“Reaching carbon neutrality requires all industries to collaborate much more than we have so far”
October 11, 2022
At this year’s edition of The Business Booster, we discussed how we must focus all our efforts on a twin strategy of scaling-up existing technologies and exploring new prospective ones in order to win the race to reach net zero.
In this interview Jan Mertens, Chief Science Officer of ENGIE, TBB Diamond sponsor, discussed how they tackle the exploration of new technologies.
For ENGIE, keeping an eye on emerging technologies is a key exercise and they have been releasing an annual report on emerging technologies since 2016, predicting those technologies they believe would offer “non-trivial benefits” to the energy transition.
However, selecting these technologies is no small feat, says Jan Mertens.
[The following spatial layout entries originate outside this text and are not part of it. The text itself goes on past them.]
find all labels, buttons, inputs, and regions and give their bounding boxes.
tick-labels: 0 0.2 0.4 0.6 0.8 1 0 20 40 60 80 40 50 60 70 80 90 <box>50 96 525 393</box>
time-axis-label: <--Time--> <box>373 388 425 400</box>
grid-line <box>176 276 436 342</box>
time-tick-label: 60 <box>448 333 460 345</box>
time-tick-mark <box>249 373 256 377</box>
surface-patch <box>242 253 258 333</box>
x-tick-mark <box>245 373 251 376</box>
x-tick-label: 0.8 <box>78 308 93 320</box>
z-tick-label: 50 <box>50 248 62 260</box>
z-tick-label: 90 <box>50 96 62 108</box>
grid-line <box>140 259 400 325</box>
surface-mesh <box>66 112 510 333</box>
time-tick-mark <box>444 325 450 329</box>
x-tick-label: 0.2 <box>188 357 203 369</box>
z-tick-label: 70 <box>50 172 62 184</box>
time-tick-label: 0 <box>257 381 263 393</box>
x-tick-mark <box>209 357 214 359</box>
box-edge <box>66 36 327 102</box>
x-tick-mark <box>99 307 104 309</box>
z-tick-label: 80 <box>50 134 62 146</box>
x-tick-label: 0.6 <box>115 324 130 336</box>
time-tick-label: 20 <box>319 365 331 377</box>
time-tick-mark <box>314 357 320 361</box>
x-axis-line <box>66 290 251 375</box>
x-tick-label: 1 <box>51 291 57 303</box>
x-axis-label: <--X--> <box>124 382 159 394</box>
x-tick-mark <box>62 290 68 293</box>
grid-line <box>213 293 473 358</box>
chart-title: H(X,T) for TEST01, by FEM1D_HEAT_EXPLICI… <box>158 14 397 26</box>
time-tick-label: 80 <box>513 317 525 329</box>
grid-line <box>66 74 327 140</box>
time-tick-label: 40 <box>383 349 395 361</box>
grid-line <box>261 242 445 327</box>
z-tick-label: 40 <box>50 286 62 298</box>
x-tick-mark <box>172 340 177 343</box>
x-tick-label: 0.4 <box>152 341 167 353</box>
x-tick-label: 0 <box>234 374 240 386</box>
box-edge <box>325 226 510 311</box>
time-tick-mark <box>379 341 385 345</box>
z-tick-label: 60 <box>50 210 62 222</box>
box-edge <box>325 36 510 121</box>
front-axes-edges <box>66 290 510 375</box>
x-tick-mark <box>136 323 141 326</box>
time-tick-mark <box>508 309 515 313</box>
He explains, “back in 2016, we tried to do it quantitatively, looking at other reports, from the likes of Bloomberg, Guidehouse, McKinsey, and research from the World Economic Forum.” However, he says, “What you end up with is a collection of digital technologies.” So the team began combining this research with ENGIE’s industrial expertise. “This real-life knowledge, combined with a deep, scientific background makes our research unique and differentiates our report,” Mertens says.
Three paths of exploration
The research explores three pathways to carbon neutrality. The first one is energy efficiency. “This is something we’ve been doing for over 20 years – to try and do the same, or maybe even more, if we can, with less energy.” This remains crucially important, says Mertens, “there are still emerging technologies trying to do more with less energy.”
However the real excitement lies in the second pathway – electrification. “Electrification increases efficiency enormously,” Mertens believes, “and this can be done with electricity. So we should try to electrify as much as possible. However, not everything can be electrified and this is why the third pathway, or the need for sustainable molecules is a final crucial one.”
Most of the emerging technologies that we will need to reach carbon neutrality fall within this third part, says Mertens. Technology such as carbon capture and utilisation will be key to future success, he explains, “for example, for aviation we need kerosene. But we also need to stop taking oil out of the ground and refining it into kerosene. So the only way to do it is to manufacture kerosene in a synthetic way. This can be done by taking CO2 out of the air or from an industrial plant and turning it into kerosene using renewable electricity and hydrogen for example.” This technology, and those like it, says Mertens, are very high on ENGIE’s agenda.
The challenge is most of the times, the business case
However, the challenges to bringing these technologies to market aren’t always technical. “In many of these situations it’s about the business case not being quite there yet.” In the case of e-kerosene, the cost is still too high to be a renewable alternative. “The gap between the fossil alternative and the renewable alternative as a kerosene made from CO2 and hydrogen is still too big. Although, he adds, “unfortunately for many, the current high gas prices might speed up development and close this gap.”
The answer, perhaps, is “a massive deployment of cheap, renewable, abundant electricity which, for about a third of our energy needs, we will turn into molecules.”
Crucial to overcoming any of these challenges is collaboration. “Reaching carbon neutrality by 2045 cannot be done by one company or even one industry,” says Mertens, “this is not about the energy industry alone any more. This is about all the industries collaborating much more than we have done so far.”
Previously, Mertens explains, the energy and chemistry industries were in silos, “but now we’re starting to understand that we need the chemical guys. For hydrogen, it’s chemistry, for batteries, it’s chemistry…They, in turn, also see that they need to rely on our expertise.”
A call for collaboration
The main objective of ENGIE’s emerging sustainable technologies document is a call for collaboration, says Mertens, “We are not a technology developer, we’re not trying to develop from scratch. What we try to do is work together with the technology developers and bring things to the market as soon as possible.”
Reports like this are not only a call to arms but an energy industry snapshot. Carbon Capture and Utilisation or CCU in short was something ENGIE reported on five years ago and, says Mertens, “at the time people smiled and said ‘Very interesting but way too expensive and will never happen’. Now it’s on a lot of companies’ strategic agenda.”
Mertens is hopeful that this emerging tech will make a real difference. “We don’t need to invent new stuff, we just need to bring all the ideas together and close the business gap.”